Es ist dem Betreiber vom Amazon-Marketplace möglich mittels einer Revision beim Bundesgerichthof gegen das Urteil des OLG vorzugehen. Die Revision zum BGH ist aufgrund der Bedeutung dieses Urteils für den E-Commerce zugelassen.


Die Bezeichnungen stellten Verstöße gegen den EU-Bezeichnungsschutz dar

In dem vorliegenden Fall hatten Marketplace-Händler in der Produktbeschreibung die Bezeichnungen „Sojamilch“, „Reismilch“ und „Hafermilch“ verwendet, was nach Sicht der Wettbewerbszentrale, Verstöße gegen den EU-Bezeichnungsschutz für Milchprodukte darstellten. Bloß tierische Produkte dürfen als Milch bezeichnet werden. Hier hätte die Bezeichnung für solch ein pflanzliches Milchersatzprodukt „Drink" lauten müssen.

Nachdem die Wettbewerbszentrale der Betreiberin des Amazon-Marketplace die Falschangaben gemeldet und aufgefordert hatte, die Angebote zu sperren, entfernte die Betreiberin die betroffenen Produkte im Wege des „Notice and take down"-Verfahrens. Zusätzlich hatte die Wettbewerbszentrale gefordert, dass die Betreiberin sichergehe, dass dieselben Produktangebote nicht erneut auf dem Marketplace erscheinen. Diese sah sich jedoch keiner Prüf- und Beseitigungspflichten schuldig. Weitere Maßnahmen zur Verhinderung zukünftiger Verstöße wurden folglich unterlassen.

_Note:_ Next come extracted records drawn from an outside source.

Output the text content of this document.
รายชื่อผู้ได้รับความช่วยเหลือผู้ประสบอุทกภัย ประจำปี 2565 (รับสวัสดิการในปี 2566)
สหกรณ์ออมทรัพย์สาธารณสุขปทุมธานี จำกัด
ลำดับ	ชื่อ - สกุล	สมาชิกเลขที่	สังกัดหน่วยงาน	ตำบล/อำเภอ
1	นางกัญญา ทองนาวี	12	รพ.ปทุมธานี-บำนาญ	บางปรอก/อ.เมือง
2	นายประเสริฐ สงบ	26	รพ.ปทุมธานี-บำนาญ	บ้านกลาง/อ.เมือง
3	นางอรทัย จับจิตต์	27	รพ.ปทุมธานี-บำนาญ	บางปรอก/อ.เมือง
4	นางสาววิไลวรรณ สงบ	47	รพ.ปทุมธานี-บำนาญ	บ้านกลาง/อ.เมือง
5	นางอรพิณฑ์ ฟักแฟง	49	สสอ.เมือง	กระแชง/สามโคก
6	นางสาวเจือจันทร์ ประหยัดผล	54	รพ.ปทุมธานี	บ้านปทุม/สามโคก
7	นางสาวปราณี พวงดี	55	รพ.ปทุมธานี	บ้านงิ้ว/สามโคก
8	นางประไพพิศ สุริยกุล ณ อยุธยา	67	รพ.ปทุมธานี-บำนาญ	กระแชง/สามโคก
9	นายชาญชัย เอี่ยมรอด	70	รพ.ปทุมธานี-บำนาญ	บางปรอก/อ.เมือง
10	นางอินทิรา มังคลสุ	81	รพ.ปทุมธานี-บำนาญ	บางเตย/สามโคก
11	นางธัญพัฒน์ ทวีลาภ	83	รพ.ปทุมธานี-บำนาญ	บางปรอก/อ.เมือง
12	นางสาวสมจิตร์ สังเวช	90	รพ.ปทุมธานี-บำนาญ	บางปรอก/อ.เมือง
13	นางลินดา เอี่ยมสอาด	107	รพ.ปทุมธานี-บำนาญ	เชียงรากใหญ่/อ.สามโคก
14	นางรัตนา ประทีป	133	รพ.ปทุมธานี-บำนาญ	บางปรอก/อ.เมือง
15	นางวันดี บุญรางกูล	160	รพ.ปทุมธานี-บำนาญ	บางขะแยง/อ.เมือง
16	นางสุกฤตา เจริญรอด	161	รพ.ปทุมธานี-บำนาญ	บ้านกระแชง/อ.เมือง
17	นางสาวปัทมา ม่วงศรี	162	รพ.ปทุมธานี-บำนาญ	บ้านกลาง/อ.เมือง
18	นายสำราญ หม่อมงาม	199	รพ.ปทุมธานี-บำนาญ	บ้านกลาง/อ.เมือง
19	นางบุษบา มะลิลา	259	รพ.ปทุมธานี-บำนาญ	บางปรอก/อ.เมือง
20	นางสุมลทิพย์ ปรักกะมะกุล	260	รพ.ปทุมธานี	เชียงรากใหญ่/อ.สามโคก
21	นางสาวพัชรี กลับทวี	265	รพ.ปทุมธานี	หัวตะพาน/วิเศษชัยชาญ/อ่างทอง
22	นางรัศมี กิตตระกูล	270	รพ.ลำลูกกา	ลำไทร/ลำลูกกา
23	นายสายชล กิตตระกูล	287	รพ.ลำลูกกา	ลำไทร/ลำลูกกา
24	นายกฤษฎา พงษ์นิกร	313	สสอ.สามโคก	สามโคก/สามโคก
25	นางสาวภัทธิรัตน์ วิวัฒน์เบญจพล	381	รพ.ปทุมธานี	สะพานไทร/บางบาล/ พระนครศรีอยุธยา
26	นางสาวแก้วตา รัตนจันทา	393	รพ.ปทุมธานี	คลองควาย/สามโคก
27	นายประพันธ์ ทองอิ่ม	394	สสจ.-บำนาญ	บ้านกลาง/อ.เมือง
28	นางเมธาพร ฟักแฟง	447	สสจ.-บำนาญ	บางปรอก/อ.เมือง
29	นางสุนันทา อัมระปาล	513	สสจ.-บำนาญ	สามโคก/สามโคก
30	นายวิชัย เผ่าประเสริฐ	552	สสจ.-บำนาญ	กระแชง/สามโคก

So tauchten immer weitere Angebote mit Falschangaben im Marketplace auf, weshalb die Wettbewerbszentrale schließlich die Betreiberin abmahnte.

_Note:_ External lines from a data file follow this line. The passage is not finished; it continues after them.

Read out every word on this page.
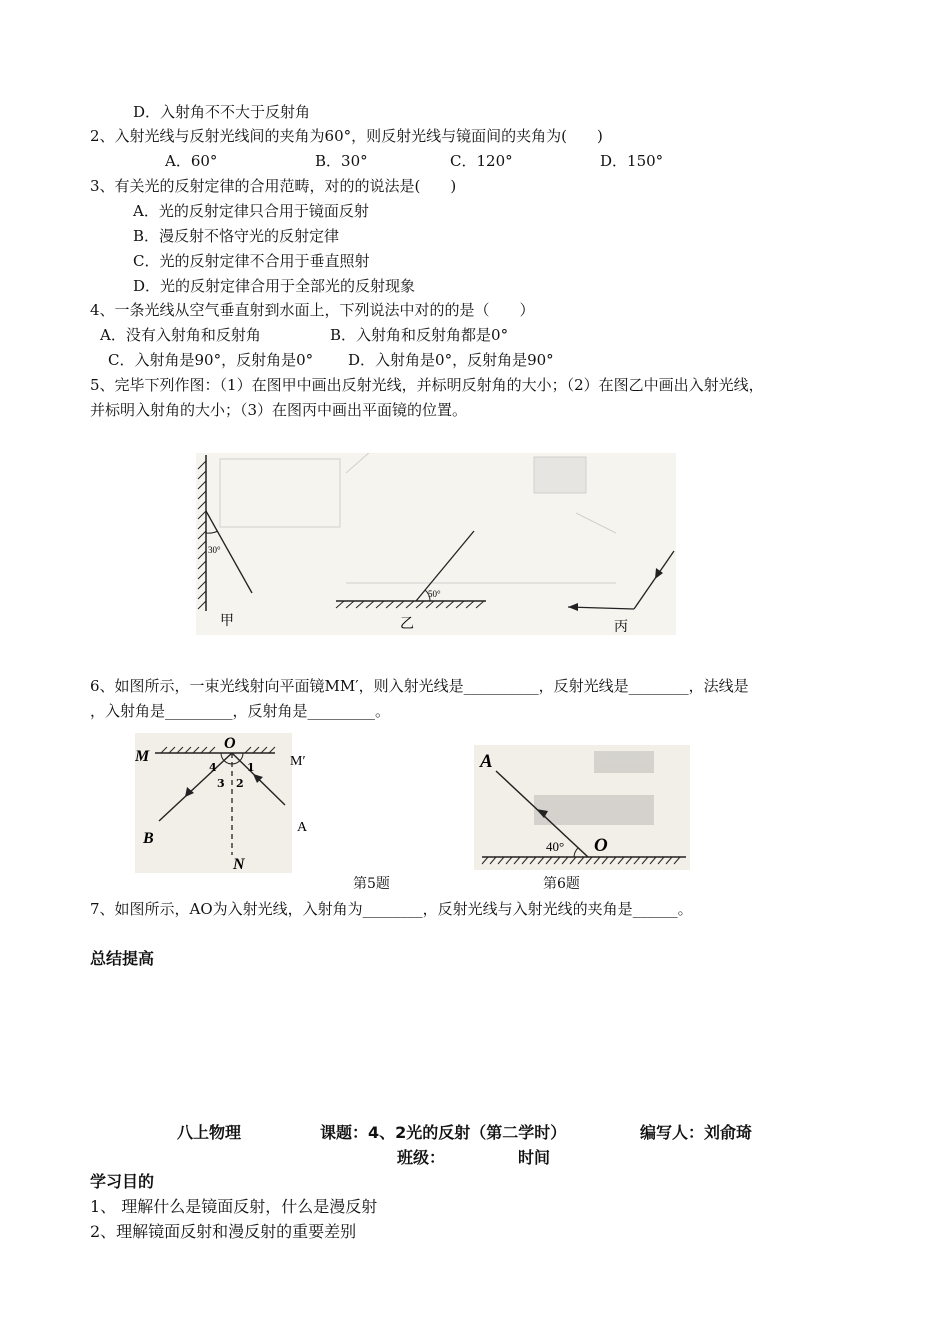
D．入射角不不大于反射角
2、入射光线与反射光线间的夹角为60°，则反射光线与镜面间的夹角为(　　)
A．60°	B．30°	C．120°	D．150°
3、有关光的反射定律的合用范畴，对的的说法是(　　)
A．光的反射定律只合用于镜面反射
B．漫反射不恪守光的反射定律
C．光的反射定律不合用于垂直照射
D．光的反射定律合用于全部光的反射现象
4、一条光线从空气垂直射到水面上，下列说法中对的的是（　　）
A．没有入射角和反射角	B．入射角和反射角都是0°
C．入射角是90°，反射角是0° D．入射角是0°，反射角是90°
5、完毕下列作图：（1）在图甲中画出反射光线，并标明反射角的大小；（2）在图乙中画出入射光线，
并标明入射角的大小；（3）在图丙中画出平面镜的位置。
30°
甲
50°
乙	丙
6、如图所示，一束光线射向平面镜MM′，则入射光线是__________，反射光线是________，法线是
，入射角是_________，反射角是_________。
M
O
M′
4	1
3 2
B
A
N
第5题
A
O
40°
第6题
7、如图所示，AO为入射光线，入射角为________，反射光线与入射光线的夹角是______。
总结提高
八上物理	课题：4、2光的反射（第二学时）	编写人：刘俞琦
班级：	时间
学习目的
1、 理解什么是镜面反射，什么是漫反射
2、理解镜面反射和漫反射的重要差别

Die Abmahnung wurde zudem ausgesprochen, da in der Kaufempfehlung (Amazon’s Choice) ein veganes Milchersatzprodukt als „Reismilch“ bezeichnet wurde.

Die Betreiberin sträubte sich allerdings, eine Unterlassungserklärung abzugeben, woraufhin die Wettbewerbszentrale klagte.

Das Landgericht Frankfurt am Main gab der Klage jedoch teilweise statt. Sowohl die Klägerin als auch die Beklagte reichten Berufungen ein.

Das OLG bestätigte die Prüf-und Obliegenheitspflichten des Amazon-Marketplace

Schließlich gab das OLG der Wettbewerbszentrale Recht. Nach Ansicht des OLG habe die Verkaufsplattform umfassende Prüf- und Beseitigungspflichten bezüglich Falschangaben. Vor allem wenn bereits Verstöße gemeldet worden sind. Das Amazon-Marketplace stehe in der Pflicht solche falschen Produktbezeichnungen regelmäßig zu überwachen und zu entfernen. Nur so könne man Verstöße gegen den EU-Bezeichnungsschutz verhindern.

Die Vorgabe, dass nur Produkte als „Milch" bezeichnet werden dürfen, die tierischen Ursprungs sind, soll den Verbraucherschutz stärken und der Verwechslungsgefahr vorbeugen. Mit der richtigen Bezeichnung würde den Verbrauchen stets derselbe Qualitätsstandard und den Erzeugern dieser Produkte unverfälschte Wettbewerbsbedingungen garantiert werden.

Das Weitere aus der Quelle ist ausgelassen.